Escalofrío
A tres días del 20 de noviembre, leo en el diario Público que “al menos 16 misas honrarán la memoria de Franco en todo el Estado”. La primera,
mañana en Córdoba. Ya hace tantos años del fallecimiento de ese militar como
los años que se mantuvo como jefe del Estado como consecuencia de un inicial
golpe de militares africanistas y una guerra civil cruentísima. Los que ya
peinamos canas, tenemos fijada en la mente
palabras del argot médico como tromboflebitis
o heces en forma de melena, así como
unas fotos hechas por su yerno, el marqués de Villaverde, mientras su suegro
agonizaba lleno de tubos en La Paz
y que una revista publicó. ¡Qué vergüenza!

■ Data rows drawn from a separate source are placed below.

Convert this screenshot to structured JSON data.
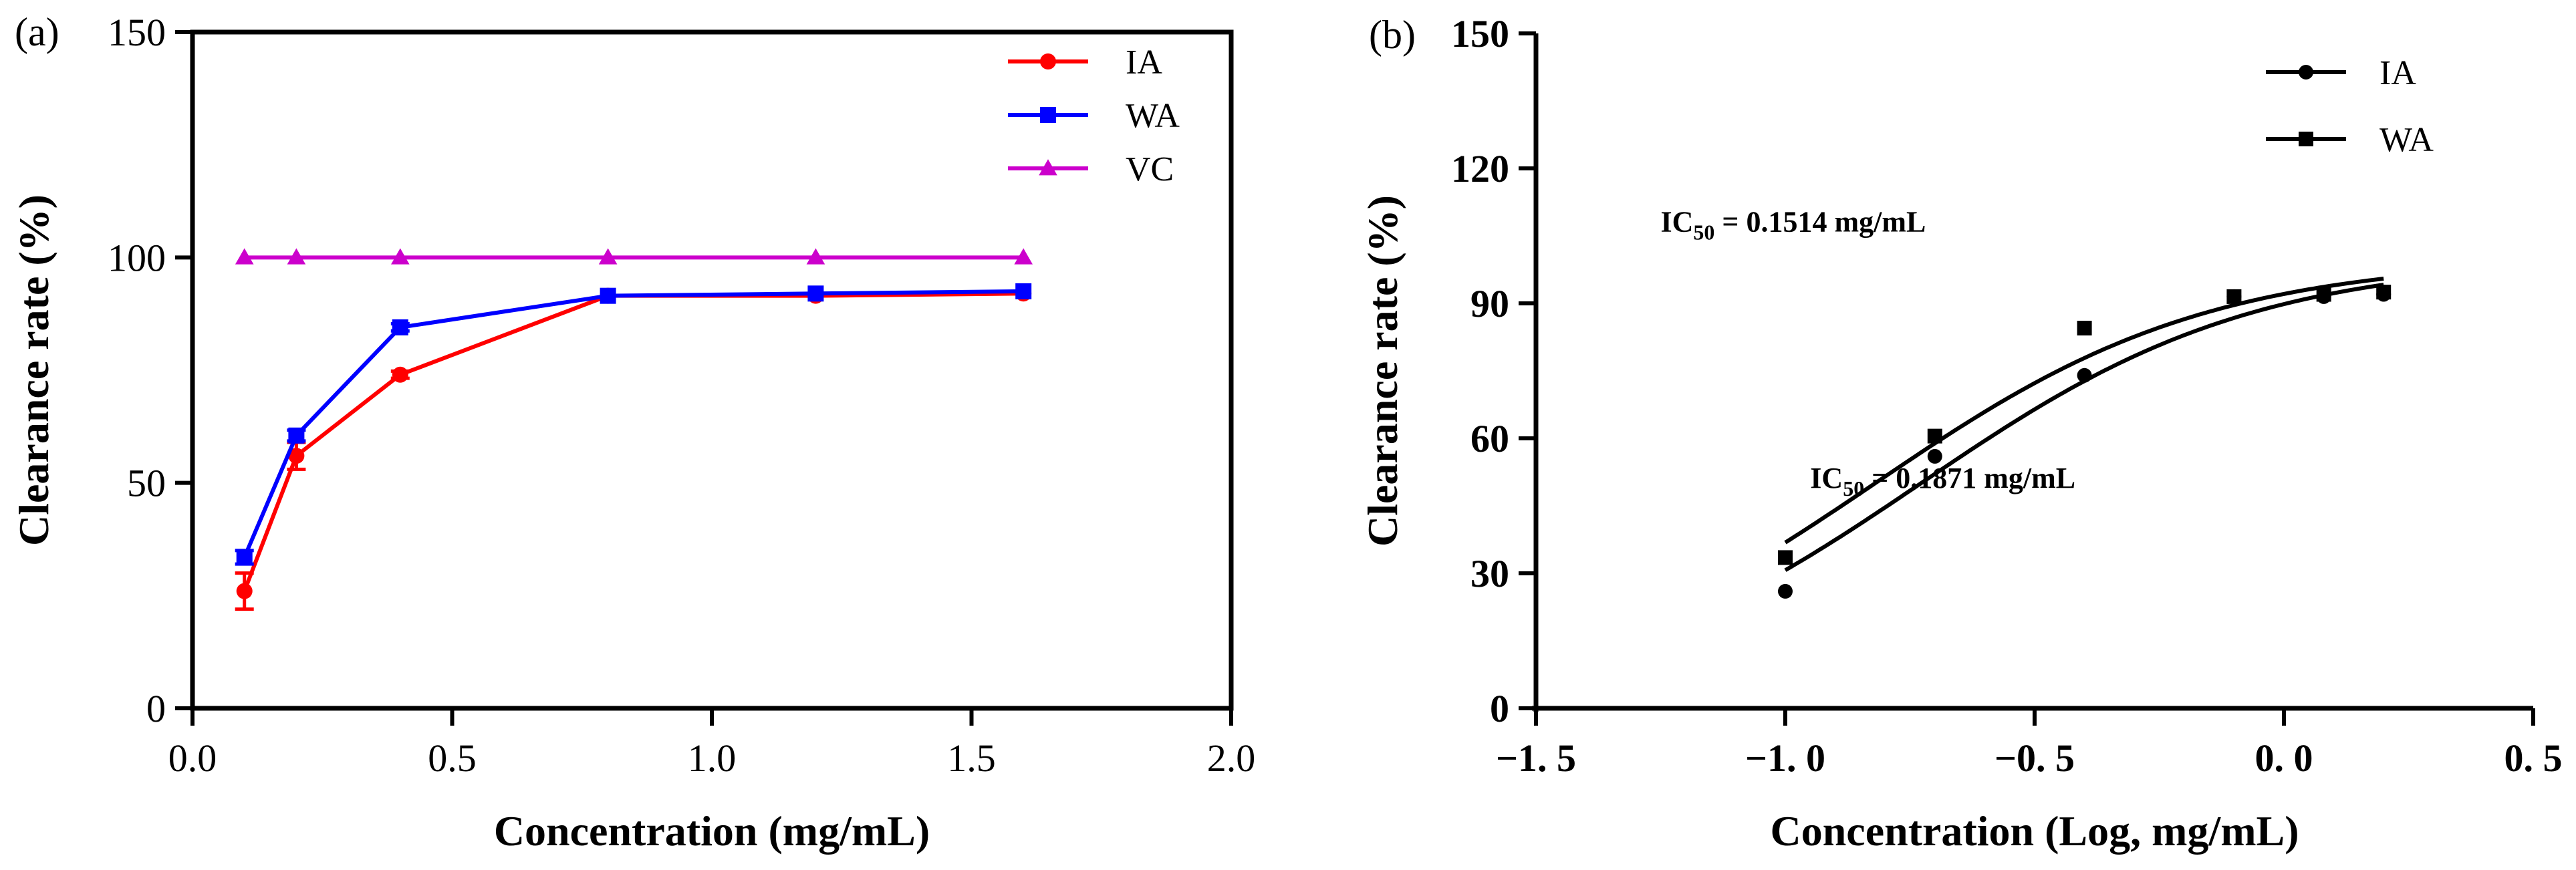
{
  "chart_data": [
    {
      "type": "line",
      "panel_label": "(a)",
      "xlabel": "Concentration (mg/mL)",
      "ylabel": "Clearance rate (%)",
      "xlim": [
        0.0,
        2.0
      ],
      "ylim": [
        0,
        150
      ],
      "xticks": [
        0.0,
        0.5,
        1.0,
        1.5,
        2.0
      ],
      "xtick_labels": [
        "0.0",
        "0.5",
        "1.0",
        "1.5",
        "2.0"
      ],
      "yticks": [
        0,
        50,
        100,
        150
      ],
      "ytick_labels": [
        "0",
        "50",
        "100",
        "150"
      ],
      "legend_position": "top-right",
      "series": [
        {
          "name": "IA",
          "color": "#ff0000",
          "marker": "circle",
          "x": [
            0.1,
            0.2,
            0.4,
            0.8,
            1.2,
            1.6
          ],
          "y": [
            26,
            56,
            74,
            91.5,
            91.5,
            92
          ],
          "err": [
            4,
            3,
            0.8,
            0.5,
            0.5,
            0.5
          ]
        },
        {
          "name": "WA",
          "color": "#0000ff",
          "marker": "square",
          "x": [
            0.1,
            0.2,
            0.4,
            0.8,
            1.2,
            1.6
          ],
          "y": [
            33.5,
            60.5,
            84.5,
            91.5,
            92,
            92.5
          ],
          "err": [
            1.5,
            1.2,
            0.8,
            0.5,
            0.5,
            0.5
          ]
        },
        {
          "name": "VC",
          "color": "#cc00cc",
          "marker": "triangle",
          "x": [
            0.1,
            0.2,
            0.4,
            0.8,
            1.2,
            1.6
          ],
          "y": [
            100,
            100,
            100,
            100,
            100,
            100
          ],
          "err": [
            0,
            0,
            0,
            0,
            0,
            0
          ]
        }
      ]
    },
    {
      "type": "scatter",
      "panel_label": "(b)",
      "xlabel": "Concentration (Log, mg/mL)",
      "ylabel": "Clearance rate (%)",
      "xlim": [
        -1.5,
        0.5
      ],
      "ylim": [
        0,
        150
      ],
      "xticks": [
        -1.5,
        -1.0,
        -0.5,
        0.0,
        0.5
      ],
      "xtick_labels": [
        "−1. 5",
        "−1. 0",
        "−0. 5",
        "0. 0",
        "0. 5"
      ],
      "yticks": [
        0,
        30,
        60,
        90,
        120,
        150
      ],
      "ytick_labels": [
        "0",
        "30",
        "60",
        "90",
        "120",
        "150"
      ],
      "legend_position": "top-right",
      "annotations": [
        {
          "prefix": "IC",
          "sub": "50",
          "text": " = 0.1514 mg/mL",
          "x": -1.25,
          "y": 106
        },
        {
          "prefix": "IC",
          "sub": "50",
          "text": " = 0.1871 mg/mL",
          "x": -0.95,
          "y": 49
        }
      ],
      "series": [
        {
          "name": "IA",
          "color": "#000000",
          "marker": "circle",
          "x": [
            -1.0,
            -0.7,
            -0.4,
            -0.1,
            0.08,
            0.2
          ],
          "y": [
            26,
            56,
            74,
            91.5,
            91.5,
            92
          ],
          "fit": {
            "top": 100,
            "log_ic50": -0.728,
            "hill": 1.3
          }
        },
        {
          "name": "WA",
          "color": "#000000",
          "marker": "square",
          "x": [
            -1.0,
            -0.7,
            -0.4,
            -0.1,
            0.08,
            0.2
          ],
          "y": [
            33.5,
            60.5,
            84.5,
            91.5,
            92,
            92.5
          ],
          "fit": {
            "top": 100,
            "log_ic50": -0.82,
            "hill": 1.3
          }
        }
      ]
    }
  ]
}
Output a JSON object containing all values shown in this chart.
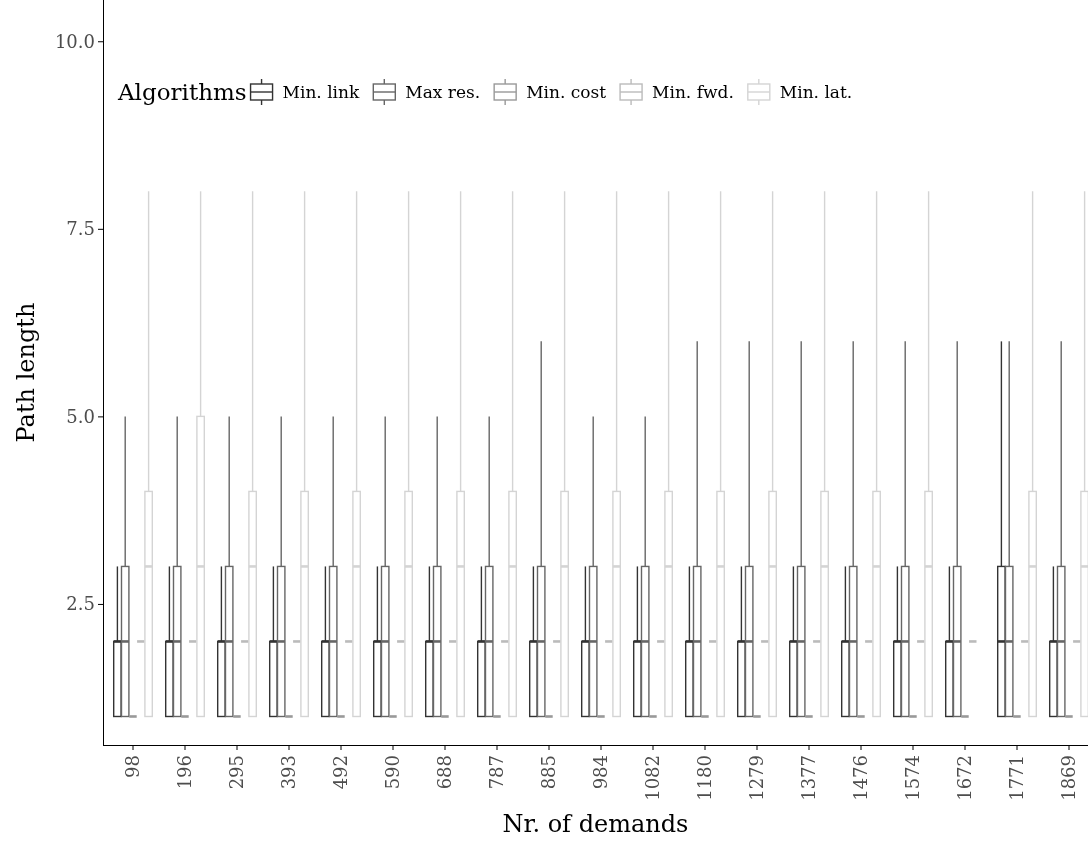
{
  "chart_data": {
    "type": "box",
    "xlabel": "Nr. of demands",
    "ylabel": "Path length",
    "legend_title": "Algorithms",
    "legend": "top",
    "grid": false,
    "categories": [
      "98",
      "196",
      "295",
      "393",
      "492",
      "590",
      "688",
      "787",
      "885",
      "984",
      "1082",
      "1180",
      "1279",
      "1377",
      "1476",
      "1574",
      "1672",
      "1771",
      "1869"
    ],
    "ylim": [
      0.62,
      10.55
    ],
    "yticks": [
      {
        "value": 2.5,
        "label": "2.5"
      },
      {
        "value": 5,
        "label": "5.0"
      },
      {
        "value": 7.5,
        "label": "7.5"
      },
      {
        "value": 10,
        "label": "10.0"
      }
    ],
    "series": [
      {
        "name": "Min. link",
        "color": "#333333",
        "boxes": [
          {
            "low": 1,
            "q1": 1,
            "median": 2,
            "q3": 2,
            "high": 3
          },
          {
            "low": 1,
            "q1": 1,
            "median": 2,
            "q3": 2,
            "high": 3
          },
          {
            "low": 1,
            "q1": 1,
            "median": 2,
            "q3": 2,
            "high": 3
          },
          {
            "low": 1,
            "q1": 1,
            "median": 2,
            "q3": 2,
            "high": 3
          },
          {
            "low": 1,
            "q1": 1,
            "median": 2,
            "q3": 2,
            "high": 3
          },
          {
            "low": 1,
            "q1": 1,
            "median": 2,
            "q3": 2,
            "high": 3
          },
          {
            "low": 1,
            "q1": 1,
            "median": 2,
            "q3": 2,
            "high": 3
          },
          {
            "low": 1,
            "q1": 1,
            "median": 2,
            "q3": 2,
            "high": 3
          },
          {
            "low": 1,
            "q1": 1,
            "median": 2,
            "q3": 2,
            "high": 3
          },
          {
            "low": 1,
            "q1": 1,
            "median": 2,
            "q3": 2,
            "high": 3
          },
          {
            "low": 1,
            "q1": 1,
            "median": 2,
            "q3": 2,
            "high": 3
          },
          {
            "low": 1,
            "q1": 1,
            "median": 2,
            "q3": 2,
            "high": 3
          },
          {
            "low": 1,
            "q1": 1,
            "median": 2,
            "q3": 2,
            "high": 3
          },
          {
            "low": 1,
            "q1": 1,
            "median": 2,
            "q3": 2,
            "high": 3
          },
          {
            "low": 1,
            "q1": 1,
            "median": 2,
            "q3": 2,
            "high": 3
          },
          {
            "low": 1,
            "q1": 1,
            "median": 2,
            "q3": 2,
            "high": 3
          },
          {
            "low": 1,
            "q1": 1,
            "median": 2,
            "q3": 2,
            "high": 3
          },
          {
            "low": 1,
            "q1": 1,
            "median": 2,
            "q3": 3,
            "high": 6
          },
          {
            "low": 1,
            "q1": 1,
            "median": 2,
            "q3": 2,
            "high": 3
          }
        ]
      },
      {
        "name": "Max res.",
        "color": "#666666",
        "boxes": [
          {
            "low": 1,
            "q1": 1,
            "median": 2,
            "q3": 3,
            "high": 5
          },
          {
            "low": 1,
            "q1": 1,
            "median": 2,
            "q3": 3,
            "high": 5
          },
          {
            "low": 1,
            "q1": 1,
            "median": 2,
            "q3": 3,
            "high": 5
          },
          {
            "low": 1,
            "q1": 1,
            "median": 2,
            "q3": 3,
            "high": 5
          },
          {
            "low": 1,
            "q1": 1,
            "median": 2,
            "q3": 3,
            "high": 5
          },
          {
            "low": 1,
            "q1": 1,
            "median": 2,
            "q3": 3,
            "high": 5
          },
          {
            "low": 1,
            "q1": 1,
            "median": 2,
            "q3": 3,
            "high": 5
          },
          {
            "low": 1,
            "q1": 1,
            "median": 2,
            "q3": 3,
            "high": 5
          },
          {
            "low": 1,
            "q1": 1,
            "median": 2,
            "q3": 3,
            "high": 6
          },
          {
            "low": 1,
            "q1": 1,
            "median": 2,
            "q3": 3,
            "high": 5
          },
          {
            "low": 1,
            "q1": 1,
            "median": 2,
            "q3": 3,
            "high": 5
          },
          {
            "low": 1,
            "q1": 1,
            "median": 2,
            "q3": 3,
            "high": 6
          },
          {
            "low": 1,
            "q1": 1,
            "median": 2,
            "q3": 3,
            "high": 6
          },
          {
            "low": 1,
            "q1": 1,
            "median": 2,
            "q3": 3,
            "high": 6
          },
          {
            "low": 1,
            "q1": 1,
            "median": 2,
            "q3": 3,
            "high": 6
          },
          {
            "low": 1,
            "q1": 1,
            "median": 2,
            "q3": 3,
            "high": 6
          },
          {
            "low": 1,
            "q1": 1,
            "median": 2,
            "q3": 3,
            "high": 6
          },
          {
            "low": 1,
            "q1": 1,
            "median": 2,
            "q3": 3,
            "high": 6
          },
          {
            "low": 1,
            "q1": 1,
            "median": 2,
            "q3": 3,
            "high": 6
          }
        ]
      },
      {
        "name": "Min. cost",
        "color": "#999999",
        "boxes": [
          {
            "low": 1,
            "q1": 1,
            "median": 1,
            "q3": 1,
            "high": 1
          },
          {
            "low": 1,
            "q1": 1,
            "median": 1,
            "q3": 1,
            "high": 1
          },
          {
            "low": 1,
            "q1": 1,
            "median": 1,
            "q3": 1,
            "high": 1
          },
          {
            "low": 1,
            "q1": 1,
            "median": 1,
            "q3": 1,
            "high": 1
          },
          {
            "low": 1,
            "q1": 1,
            "median": 1,
            "q3": 1,
            "high": 1
          },
          {
            "low": 1,
            "q1": 1,
            "median": 1,
            "q3": 1,
            "high": 1
          },
          {
            "low": 1,
            "q1": 1,
            "median": 1,
            "q3": 1,
            "high": 1
          },
          {
            "low": 1,
            "q1": 1,
            "median": 1,
            "q3": 1,
            "high": 1
          },
          {
            "low": 1,
            "q1": 1,
            "median": 1,
            "q3": 1,
            "high": 1
          },
          {
            "low": 1,
            "q1": 1,
            "median": 1,
            "q3": 1,
            "high": 1
          },
          {
            "low": 1,
            "q1": 1,
            "median": 1,
            "q3": 1,
            "high": 1
          },
          {
            "low": 1,
            "q1": 1,
            "median": 1,
            "q3": 1,
            "high": 1
          },
          {
            "low": 1,
            "q1": 1,
            "median": 1,
            "q3": 1,
            "high": 1
          },
          {
            "low": 1,
            "q1": 1,
            "median": 1,
            "q3": 1,
            "high": 1
          },
          {
            "low": 1,
            "q1": 1,
            "median": 1,
            "q3": 1,
            "high": 1
          },
          {
            "low": 1,
            "q1": 1,
            "median": 1,
            "q3": 1,
            "high": 1
          },
          {
            "low": 1,
            "q1": 1,
            "median": 1,
            "q3": 1,
            "high": 1
          },
          {
            "low": 1,
            "q1": 1,
            "median": 1,
            "q3": 1,
            "high": 1
          },
          {
            "low": 1,
            "q1": 1,
            "median": 1,
            "q3": 1,
            "high": 1
          }
        ]
      },
      {
        "name": "Min. fwd.",
        "color": "#bbbbbb",
        "boxes": [
          {
            "low": 2,
            "q1": 2,
            "median": 2,
            "q3": 2,
            "high": 2
          },
          {
            "low": 2,
            "q1": 2,
            "median": 2,
            "q3": 2,
            "high": 2
          },
          {
            "low": 2,
            "q1": 2,
            "median": 2,
            "q3": 2,
            "high": 2
          },
          {
            "low": 2,
            "q1": 2,
            "median": 2,
            "q3": 2,
            "high": 2
          },
          {
            "low": 2,
            "q1": 2,
            "median": 2,
            "q3": 2,
            "high": 2
          },
          {
            "low": 2,
            "q1": 2,
            "median": 2,
            "q3": 2,
            "high": 2
          },
          {
            "low": 2,
            "q1": 2,
            "median": 2,
            "q3": 2,
            "high": 2
          },
          {
            "low": 2,
            "q1": 2,
            "median": 2,
            "q3": 2,
            "high": 2
          },
          {
            "low": 2,
            "q1": 2,
            "median": 2,
            "q3": 2,
            "high": 2
          },
          {
            "low": 2,
            "q1": 2,
            "median": 2,
            "q3": 2,
            "high": 2
          },
          {
            "low": 2,
            "q1": 2,
            "median": 2,
            "q3": 2,
            "high": 2
          },
          {
            "low": 2,
            "q1": 2,
            "median": 2,
            "q3": 2,
            "high": 2
          },
          {
            "low": 2,
            "q1": 2,
            "median": 2,
            "q3": 2,
            "high": 2
          },
          {
            "low": 2,
            "q1": 2,
            "median": 2,
            "q3": 2,
            "high": 2
          },
          {
            "low": 2,
            "q1": 2,
            "median": 2,
            "q3": 2,
            "high": 2
          },
          {
            "low": 2,
            "q1": 2,
            "median": 2,
            "q3": 2,
            "high": 2
          },
          {
            "low": 2,
            "q1": 2,
            "median": 2,
            "q3": 2,
            "high": 2
          },
          {
            "low": 2,
            "q1": 2,
            "median": 2,
            "q3": 2,
            "high": 2
          },
          {
            "low": 2,
            "q1": 2,
            "median": 2,
            "q3": 2,
            "high": 2
          }
        ]
      },
      {
        "name": "Min. lat.",
        "color": "#d4d4d4",
        "boxes": [
          {
            "low": 1,
            "q1": 1,
            "median": 3,
            "q3": 4,
            "high": 8
          },
          {
            "low": 1,
            "q1": 1,
            "median": 3,
            "q3": 5,
            "high": 8
          },
          {
            "low": 1,
            "q1": 1,
            "median": 3,
            "q3": 4,
            "high": 8
          },
          {
            "low": 1,
            "q1": 1,
            "median": 3,
            "q3": 4,
            "high": 8
          },
          {
            "low": 1,
            "q1": 1,
            "median": 3,
            "q3": 4,
            "high": 8
          },
          {
            "low": 1,
            "q1": 1,
            "median": 3,
            "q3": 4,
            "high": 8
          },
          {
            "low": 1,
            "q1": 1,
            "median": 3,
            "q3": 4,
            "high": 8
          },
          {
            "low": 1,
            "q1": 1,
            "median": 3,
            "q3": 4,
            "high": 8
          },
          {
            "low": 1,
            "q1": 1,
            "median": 3,
            "q3": 4,
            "high": 8
          },
          {
            "low": 1,
            "q1": 1,
            "median": 3,
            "q3": 4,
            "high": 8
          },
          {
            "low": 1,
            "q1": 1,
            "median": 3,
            "q3": 4,
            "high": 8
          },
          {
            "low": 1,
            "q1": 1,
            "median": 3,
            "q3": 4,
            "high": 8
          },
          {
            "low": 1,
            "q1": 1,
            "median": 3,
            "q3": 4,
            "high": 8
          },
          {
            "low": 1,
            "q1": 1,
            "median": 3,
            "q3": 4,
            "high": 8
          },
          {
            "low": 1,
            "q1": 1,
            "median": 3,
            "q3": 4,
            "high": 8
          },
          {
            "low": 1,
            "q1": 1,
            "median": 3,
            "q3": 4,
            "high": 8
          },
          null,
          {
            "low": 1,
            "q1": 1,
            "median": 3,
            "q3": 4,
            "high": 8
          },
          {
            "low": 1,
            "q1": 1,
            "median": 3,
            "q3": 4,
            "high": 8
          }
        ]
      }
    ]
  }
}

Muchos madrileños desfilaron por el Salón
de Columnas del Palacio Real, se plantaron delante de su féretro e hicieron
ante las cámaras y ante el muerto las más ridículas expresiones de afecto y los
más dispares aspavientos. Pocos días antes de su muerte, un taxista madrileño
hasta ofreció uno de sus riñones al Caudillo. Y tras su muerte, ya avanzada la madrugada,
apareció en televisión un Arias Navarro
lloroso para contar entre pucheros serviles a los españoles con insomnio que
Franco había muerto. Y unos gimotearon con la noticia y otros descorcharon
botellas de cava. De inmediato se formó un Consejo
de Regencia ese mismo día 20, formado por el presidente de las Cortes Alejandro Rodríguez de Valcárcel, el
arzobispo de Zaragoza Pedro Cantero
Cuadrado y el teniente general del Aire Ángel
Salas Larrazábal, que duró hasta la proclamación de Juan Carlos de Borbón y Borbón Dos Sicilias como Rey de España dos
días más tarde. Y de aquel tipo, hasta entonces Príncipe de España, viendo hoy,
cuarenta años después, las fotos para la Historia, aparecía el Sucesor de lo “atado y bien atado” en el proscenio de las entonces llamadas
Cortes Españolas con vestimenta de capitán general y cara de susto, se
supone que sabedor de la que le venía encima al que por aquellos días la
derechona más recalcitrante llamaba Juan
Carlos El Breve. Y ese mismo día, el dictador era depositado en el Valle de los Caídos y enterrado detrás
del Altar Mayor de la
Basílica bajo una losa de granito de 1.500 kilos. En todos
los colegios del Estado se colocó un póster con su “Testamento
político”, donde Franco hacía referencia al Catolicismo; y al “perdón”,
¡qué sabía él de perdón!, definiendo a sus enemigos como “enemigos de España y
de la civilización cristiana”. Tiempo después, en junio de 2007, el cirujano Juan Abarca, testigo de la agonía de
los últimos días de dictador, presentaba su libro “Cinco litros de sangre”, prologado por Francisco Umbral. Y ahí señalaba que “el enfermo no fue operado
correctamente”. Abarca, al referirse a Manuel
Hidalgo Huerta, que operó a Franco de una gastritis hemorrágica, señala que
éste “optó por resecar nada más que una parte del estómago, aproximadamente un
30 por ciento, cuando lo correcto hubiese sido una resección total o
extirpación. Las posibilidades de vivir hubiesen sido muy altas, ya que en
aquella época las estadísticas de fallecimiento por úlcera de duodeno perforada
debían estar sobre un 3 por ciento”. En otro momento del libro, Abarca aclaraba
que “cuando el dictador enferma todos los síntomas parecían cardíacos y, sin
embargo, los médicos sabemos que hay procesos del aparato digestivo, como las
perforaciones de úlceras, en las que sale el aire y comprimen el diafragma
sobre el corazón, haciendo que parezca un infarto de miocardio”. Y tras su
entierro, Franco quedó en la
Historia para siempre. Pero, a mi entender, no precisamente
para bien. Cada vez que me acerco a Collado-Villalba, que lo hago con
frecuencia, y contemplo a lo lejos la elevada Cruz de los Caídos sobre el
paraje de Cuelgamuros en el macizo de
Guadarrama siento una especie de escalofrío que me recorre todo el cuerpo. No
lo puedo evitar. No sé cuándo acabará esta pesadilla.